Unsigned integer underflow in HardwareLoops pass (PPC, perhaps ARM)

Our team is developing on a downstream target that utilizes the HardwareLoops pass and have found that it generates unexpected code with regards to a regression test that we have. I’ve not 100% vetted the test itself with regards to the specifics of the C standard, but logically it makes sense:

I have the test up on Compiler Explorer, and the offending code can be duplicated from a stock trunk clang on PowerPC: https://godbolt.org/z/KzW3nYjra

The test itself intends to ensure that small-width loop counters are not promoted. It does this by constructing a loop with an unsigned 8-bit value and purposefully underflowing line 20 with ‘–count’. What is expected to happen is that the 8-bit value underflows to 0xFF, and the loop goes on to execute 256 times, exiting the loop and returning 0. In the failure case where p increments past the end of buffer, the test returns 1. I believe this failure case is optimized out as undefined behavior.
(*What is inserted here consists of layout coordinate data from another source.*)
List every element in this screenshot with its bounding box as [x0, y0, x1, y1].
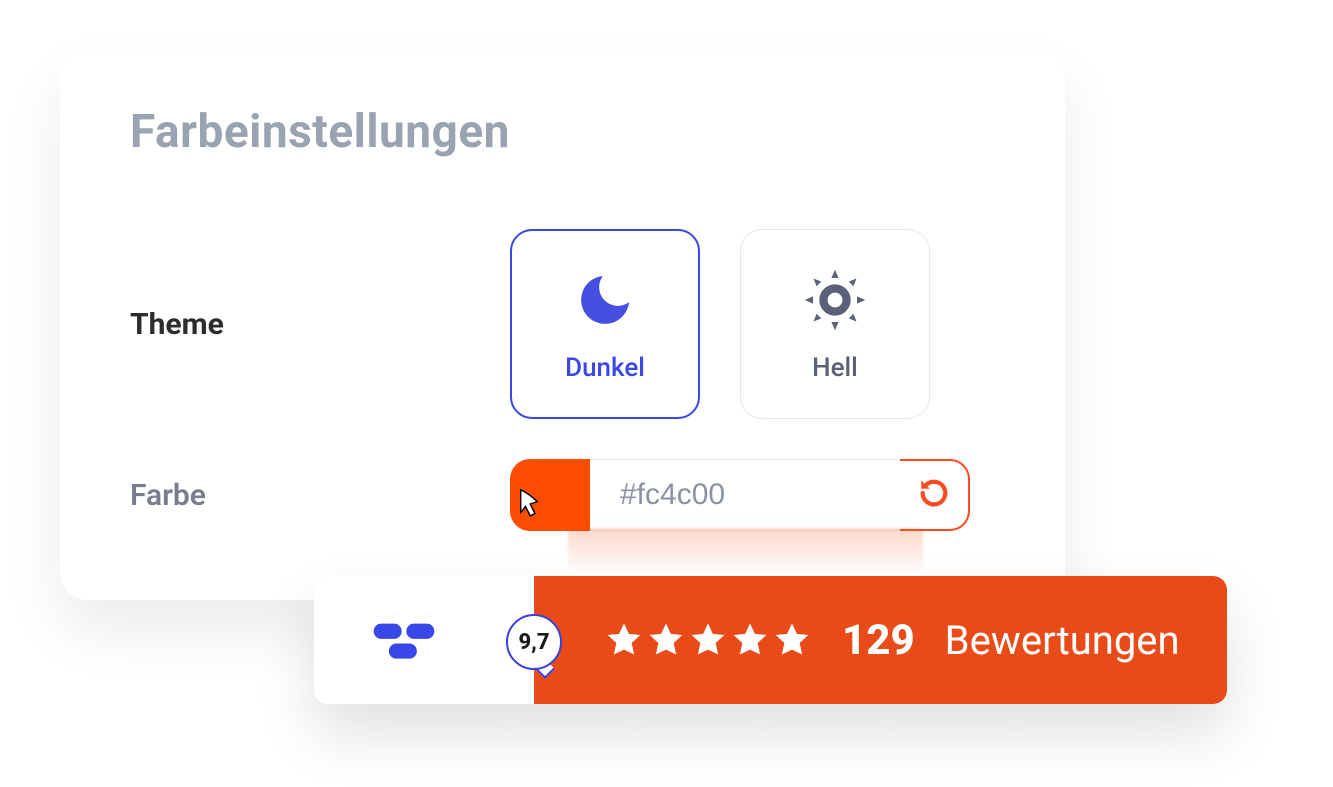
color-settings-card: Farbeinstellungen Theme Dunkel: [60, 50, 1065, 600]
star-icon: [730, 620, 770, 660]
star-icon: [688, 620, 728, 660]
rating-count: 129: [842, 616, 915, 665]
theme-option-light[interactable]: Hell: [740, 229, 930, 419]
theme-row: Theme Dunkel: [130, 229, 995, 419]
color-glow: [568, 528, 923, 574]
rating-score: 9,7: [518, 630, 549, 655]
star-icon: [772, 620, 812, 660]
color-swatch[interactable]: [510, 459, 590, 531]
rating-label: Bewertungen: [945, 617, 1180, 664]
star-icon: [646, 620, 686, 660]
color-control: [510, 459, 970, 531]
sun-icon: [800, 265, 870, 335]
color-label: Farbe: [130, 478, 510, 513]
theme-option-dark-label: Dunkel: [565, 353, 645, 383]
rating-stars: [604, 620, 812, 660]
undo-icon: [917, 476, 951, 514]
theme-options: Dunkel: [510, 229, 930, 419]
color-row: Farbe: [130, 459, 995, 531]
theme-label: Theme: [130, 307, 510, 342]
theme-option-light-label: Hell: [812, 353, 858, 383]
settings-title: Farbeinstellungen: [130, 105, 995, 159]
rating-logo-section: 9,7: [314, 576, 534, 704]
reset-color-button[interactable]: [900, 459, 970, 531]
rating-content: 129 Bewertungen: [534, 576, 1227, 704]
theme-option-dark[interactable]: Dunkel: [510, 229, 700, 419]
color-input[interactable]: [620, 478, 900, 512]
color-input-wrap: [590, 459, 900, 531]
rating-score-bubble: 9,7: [506, 614, 562, 670]
moon-icon: [570, 265, 640, 335]
star-icon: [604, 620, 644, 660]
rating-bar: 9,7 129 Bewertungen: [314, 576, 1227, 704]
brand-logo-icon: [369, 616, 439, 664]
In the PowerPC disassembly of the compiled test:

mr 30, 3

mtctr 30

.LBB0_1: # =>This Inner Loop Header: Depth=1

bdnz .LBB0_1

Yep, that doesn’t look good and deserves a PR and some more looking into.
Wondering why we haven’t seen this before: I guess at higher optimisations levels this problem is hidden by iteration count checks generated by the vectoriser or loop unroller.
It is a bit of a funny test, as also shown by the code produced with a higher opt level, but that shouldn’t be an excuse I think.


I am just curious, was a PR ever opened for this? I can certainly confirm that this causes 2^64 iterations of the loop on PPC64 so this is probably something we should fix.

I did not open a PR for this, myself. I believe our team has temporarily marked it as a known and lower priority edge case, since the test case is sufficiently convoluted.

I’m more than willing to help review and get a fix upstream, though.